In general, if you need data to be ordered or you have only simple data not needing to be subset, use a list.

If the data is complex or hierarchical, the dictionary's `key` / `value` structure can be very helpful. If you are only concerned about membership in a collection, dictionaries will always be much faster to reference, as the computer doesn't have to keep track of order. And to make a hierarchical or nested data structure, you can put a list (or even another dictionary!) inside a dictionary as the `value`.

### Once a dictionary has been created, you can change the values of the data. 

This is because its a *mutable* object.

In [35]:
cityPlanners_dict["place of birth"] = "San Francisco"
print(cityPlanners_dict)

{'name': 'Jane Jacobs', 'place of birth': 'San Francisco', 'year of birth': 1916, 'year of death': 2006, 'books': ['The Death and Life of Great American Cities', 'Cities and the Wealth of Nations ', 'Dark Age Ahead ', 'Eyes on the Street: The Life of Jane Jacobs ', 'The Economy of Cities ']}


Remember, this means that if you assign this dictionary to a new variable, a change to either variable will change the dictionary.

### You can also add new keys to the dictionary.  

- Note that dictionaries are "indexed" with square braces, just like lists--they look the same, even though they're very different.

In [36]:
cityPlanners_dict["gender"] = "Female"
print(cityPlanners_dict)

{'name': 'Jane Jacobs', 'books': ['The Death and Life of Great American Cities', 'Cities and the Wealth of Nations ', 'Dark Age Ahead ', 'Eyes on the Street: The Life of Jane Jacobs ', 'The Economy of Cities '], 'place of birth': 'San Francisco', 'gender': 'Female', 'year of birth': 1916, 'year of death': 2006}


### You can loop through dictionaries

- There are several ways to loop through dictionaries.
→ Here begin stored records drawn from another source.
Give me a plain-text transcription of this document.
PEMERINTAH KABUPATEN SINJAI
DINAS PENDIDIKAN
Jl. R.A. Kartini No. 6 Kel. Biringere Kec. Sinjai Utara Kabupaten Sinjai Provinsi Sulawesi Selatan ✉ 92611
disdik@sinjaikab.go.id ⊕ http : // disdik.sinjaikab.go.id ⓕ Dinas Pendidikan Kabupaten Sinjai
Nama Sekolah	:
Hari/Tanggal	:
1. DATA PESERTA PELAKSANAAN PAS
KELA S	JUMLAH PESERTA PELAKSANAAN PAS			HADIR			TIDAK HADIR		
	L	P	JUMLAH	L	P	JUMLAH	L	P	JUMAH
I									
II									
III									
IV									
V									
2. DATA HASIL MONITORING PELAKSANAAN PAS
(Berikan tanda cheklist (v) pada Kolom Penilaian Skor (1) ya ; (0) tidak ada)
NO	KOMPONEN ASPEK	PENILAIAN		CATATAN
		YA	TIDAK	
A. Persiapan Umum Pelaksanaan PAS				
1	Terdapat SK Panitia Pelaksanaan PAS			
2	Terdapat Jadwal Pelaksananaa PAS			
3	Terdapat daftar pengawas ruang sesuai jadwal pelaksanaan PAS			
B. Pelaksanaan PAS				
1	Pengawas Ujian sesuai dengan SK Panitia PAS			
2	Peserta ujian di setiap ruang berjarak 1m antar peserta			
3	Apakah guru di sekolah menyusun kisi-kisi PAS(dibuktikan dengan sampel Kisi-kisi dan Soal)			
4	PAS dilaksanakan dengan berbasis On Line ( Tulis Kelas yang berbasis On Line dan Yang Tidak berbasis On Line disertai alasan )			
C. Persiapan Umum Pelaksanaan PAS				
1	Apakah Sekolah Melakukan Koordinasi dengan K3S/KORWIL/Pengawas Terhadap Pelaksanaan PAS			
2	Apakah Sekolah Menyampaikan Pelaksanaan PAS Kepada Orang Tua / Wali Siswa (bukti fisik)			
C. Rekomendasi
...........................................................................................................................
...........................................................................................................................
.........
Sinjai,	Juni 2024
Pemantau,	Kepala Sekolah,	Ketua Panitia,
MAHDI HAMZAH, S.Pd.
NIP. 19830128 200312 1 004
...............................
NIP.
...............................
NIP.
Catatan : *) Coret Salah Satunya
Looping over `.keys()` using a 'for' loop is an easy method.
- Note the order is not sorted by key.

In [37]:
race = {'white': 0.643, 'african_american': 0.068, 'asian': 0.21, 'other': 0.079}

for key in race.keys():
    print(key, race[key])

other 0.079
white 0.643
african_american 0.068
asian 0.21


Using a for loop makes it really easy to change the value of items in the dictionary, like transforming fractions to percentages:

In [38]:
# translate fractions to percentages 
race = {'white': 0.643, 'african_american': 0.068, 'asian': 0.21, 'other': 0.079}
for key in race.keys():
    race[key] = round(100 * race[key], 2)

print(race)

{'other': 7.9, 'white': 64.3, 'african_american': 6.8, 'asian': 21.0}


To see if something is in a collection like a list or a dictionary, use the `in` operator:

In [39]:
countries = ["Afghanistan", "Canada", "Denmark", "Japan"]
race = {'white': 0.643, 'african_american': 0.068, 'asian': 0.21, 'other': 0.079}

print('Japan' in countries)
print('Iran'in countries)
print('asian' in race)
print('asian' not in race)

True
False
True
False


Below is a **list** containing 5 **dictionaries** representing some American states. 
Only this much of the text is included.